Por Pata Maldita
Hace unas semanas murió el actor estadounidense Philip Seymour Hoffman, y todo mundo se rasgaba la toga pretexta por su deceso. Precoz heroinómano, su adicción no era perceptible para muchos de los espectadores. Pero las adicciones acaban, se fue un gran actor, decían.
Creo que la mayoría de nosotros sabe que Hoffman no era ciertamente Truman Capote, pero que a más de alguno causó la impresión de serlo mientras lo interpretaba es cierto: su modulación de la voz, su apariencia, la certeza mental que tenía al interpretarlo, eran camaleónicas, decían.
En el siglo XVII un guardia subió al escenario durante una puesta de Shakespeare porque pensó que estaban matando a alguien sobre el tablado. No tenía consciencia del juego que se desarrollaba ante sus ojos, por el que los intérpretes se convertían en unos otros que eran y no eran ellos mismos. La actuación debió ser a tal grado efectiva que el auditorio lo tomó por algo real, dijeron, han dicho.
Pero no es así en otros ámbitos de la vida. Algo distinto sucede cuando se traslada la actuación a otras disciplinas, por ejemplo al deporte, clase de juego diferente donde los histriones no son muy bien vistos que digamos.
Cuando José Mourinho era el técnico del Real Madrid y Guardiola lo era del Barcelona, unos jugadores acusaban a otros de hacer “teatro”, de tirarse y fingir unas agresiones que no habían sido tales, según ellos. Muchas de las declaraciones que hacían los jugadores madridistas eran línea editorial de Mourinho, dijeron en El País.
Entre muchas otras cosas que el Madrid de Mourinho dijo, quedaron aquellas frases del entrenador portugués sobre la poca monta de Manuel Pellegrini, entonces ex director técnico del equipo blanco y míster del Málaga (actualmente entrenador del poderoso Manchester City de la Liga Premier de Inglaterra, donde Mourinho ha terminado por recalar tras su frustrante paso por España).

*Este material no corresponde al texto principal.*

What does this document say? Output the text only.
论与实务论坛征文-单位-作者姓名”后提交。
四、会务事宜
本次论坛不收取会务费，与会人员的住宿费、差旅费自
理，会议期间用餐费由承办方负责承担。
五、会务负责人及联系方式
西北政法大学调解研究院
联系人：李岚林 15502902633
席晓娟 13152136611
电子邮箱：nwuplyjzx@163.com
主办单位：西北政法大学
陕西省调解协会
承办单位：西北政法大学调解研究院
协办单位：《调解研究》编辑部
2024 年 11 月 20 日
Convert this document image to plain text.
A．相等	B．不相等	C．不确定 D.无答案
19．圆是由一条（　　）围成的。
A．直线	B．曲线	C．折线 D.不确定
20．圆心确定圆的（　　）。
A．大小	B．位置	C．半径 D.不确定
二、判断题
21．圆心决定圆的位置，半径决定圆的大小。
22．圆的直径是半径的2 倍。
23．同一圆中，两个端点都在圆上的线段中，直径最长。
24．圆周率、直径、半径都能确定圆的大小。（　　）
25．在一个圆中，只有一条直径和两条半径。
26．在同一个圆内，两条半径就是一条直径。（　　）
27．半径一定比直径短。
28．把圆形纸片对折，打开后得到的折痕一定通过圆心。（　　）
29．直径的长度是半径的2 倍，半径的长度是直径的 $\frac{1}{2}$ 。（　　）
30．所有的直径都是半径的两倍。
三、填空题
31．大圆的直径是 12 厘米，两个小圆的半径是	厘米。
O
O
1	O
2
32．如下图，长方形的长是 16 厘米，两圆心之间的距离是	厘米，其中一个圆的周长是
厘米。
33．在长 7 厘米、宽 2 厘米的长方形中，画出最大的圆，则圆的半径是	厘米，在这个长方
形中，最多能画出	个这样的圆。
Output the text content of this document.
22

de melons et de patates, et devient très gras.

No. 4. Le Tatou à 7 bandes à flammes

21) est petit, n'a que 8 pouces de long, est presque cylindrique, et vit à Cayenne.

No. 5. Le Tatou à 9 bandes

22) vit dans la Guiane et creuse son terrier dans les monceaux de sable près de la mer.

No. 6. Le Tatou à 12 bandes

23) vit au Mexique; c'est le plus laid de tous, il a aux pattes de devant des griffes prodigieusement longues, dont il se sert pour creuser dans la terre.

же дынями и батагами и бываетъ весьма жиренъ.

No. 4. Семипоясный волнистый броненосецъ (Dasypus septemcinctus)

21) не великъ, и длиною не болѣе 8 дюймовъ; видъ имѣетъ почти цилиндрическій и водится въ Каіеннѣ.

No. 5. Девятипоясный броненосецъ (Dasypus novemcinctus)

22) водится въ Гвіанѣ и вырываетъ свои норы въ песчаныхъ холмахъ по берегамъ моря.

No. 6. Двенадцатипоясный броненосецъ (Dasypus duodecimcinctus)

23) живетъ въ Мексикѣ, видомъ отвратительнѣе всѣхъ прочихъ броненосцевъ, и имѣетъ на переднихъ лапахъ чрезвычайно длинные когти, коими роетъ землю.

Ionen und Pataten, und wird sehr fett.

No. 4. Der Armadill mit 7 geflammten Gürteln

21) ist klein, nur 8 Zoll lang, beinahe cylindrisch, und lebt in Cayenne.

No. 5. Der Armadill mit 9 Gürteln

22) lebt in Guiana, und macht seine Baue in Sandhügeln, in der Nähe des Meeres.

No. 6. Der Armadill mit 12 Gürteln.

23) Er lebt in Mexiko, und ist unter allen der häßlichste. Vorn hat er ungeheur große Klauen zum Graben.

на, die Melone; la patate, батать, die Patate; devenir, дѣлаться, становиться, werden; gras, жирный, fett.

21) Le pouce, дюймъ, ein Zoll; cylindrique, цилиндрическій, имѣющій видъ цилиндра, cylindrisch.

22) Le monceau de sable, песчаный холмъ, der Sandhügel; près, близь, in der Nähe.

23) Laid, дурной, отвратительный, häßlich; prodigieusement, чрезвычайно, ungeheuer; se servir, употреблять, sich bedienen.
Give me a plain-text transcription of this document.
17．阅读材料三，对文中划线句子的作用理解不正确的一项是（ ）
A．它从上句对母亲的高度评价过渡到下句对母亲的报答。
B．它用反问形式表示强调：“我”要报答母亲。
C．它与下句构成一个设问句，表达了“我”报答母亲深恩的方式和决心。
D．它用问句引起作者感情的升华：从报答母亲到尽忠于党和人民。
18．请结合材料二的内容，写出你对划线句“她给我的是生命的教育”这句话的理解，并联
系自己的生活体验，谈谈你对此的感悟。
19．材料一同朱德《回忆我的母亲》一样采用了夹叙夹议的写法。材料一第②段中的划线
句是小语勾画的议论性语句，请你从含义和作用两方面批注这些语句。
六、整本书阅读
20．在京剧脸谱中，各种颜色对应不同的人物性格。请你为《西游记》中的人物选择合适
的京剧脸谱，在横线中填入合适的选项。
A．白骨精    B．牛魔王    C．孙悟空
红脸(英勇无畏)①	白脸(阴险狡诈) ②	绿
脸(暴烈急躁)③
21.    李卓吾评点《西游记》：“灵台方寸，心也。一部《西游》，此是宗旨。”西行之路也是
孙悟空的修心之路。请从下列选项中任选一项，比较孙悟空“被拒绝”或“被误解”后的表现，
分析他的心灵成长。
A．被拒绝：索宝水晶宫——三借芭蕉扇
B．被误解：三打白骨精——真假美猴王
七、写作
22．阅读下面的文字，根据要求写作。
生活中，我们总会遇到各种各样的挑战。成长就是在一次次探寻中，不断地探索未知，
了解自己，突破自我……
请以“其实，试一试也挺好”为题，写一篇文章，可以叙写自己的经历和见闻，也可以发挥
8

En el Chelsea, equipo que ha vuelto a dirigir el lusitano luego de ganarlo todo con el Inter de Milán, éste ha retomado su antigua línea editorial y su añejo duelo de declaraciones con Arsène Wenger, entrenador del Arsenal, llamándolo “especialista en el fracaso”, por sus ocho años sin ganar la Premier. Aunque sería injusto calificar la labor de Wenger como un fracaso, siendo formador de tantos jugadores que cada año le quitan para vender a otros clubes.
Algunas de esas palabras y otras más, como lo entonces dicho sobre “Pellellegrini”, enfrentan cada vez más a Mourinho consigo mismo, ya ni siquiera con los otros entrenadores, que le conocen, pues empiezan a ser visibles los hilos de su actuación, y lo que muchos creían sin mayor problema en los últimos años se convierte en una interpretación ya no tan camaleónica, de un personaje que daba la impresión de siempre controlar la situación.
Su última derrota 2-0 contra el City del ingeniero Pellegrini da cuenta de que ni el chileno es tan mal entrenador ni el portugués resulta imbatible. Poco a poco los espectadores se dan cuenta de que la de Mourinho era, efectivamente, una mera actuación. Ya nadie se rasga la toga por lo que diga el portugués ni sube al escenario pensando que haya conflicto, todo es plan de un entrenador afecto al histrionismo como una droga que, si no da resultados en el mediano plazo, amenaza con acabar con su carrera como técnico, tal como acabó en Madrid: con la angustia repartida entre los actores, con un director que quiere ser no sólo intérprete sino protagonista. Y otro problema más es que, a diferencia de Hoffman, Mourinho interpreta siempre el mismo papel.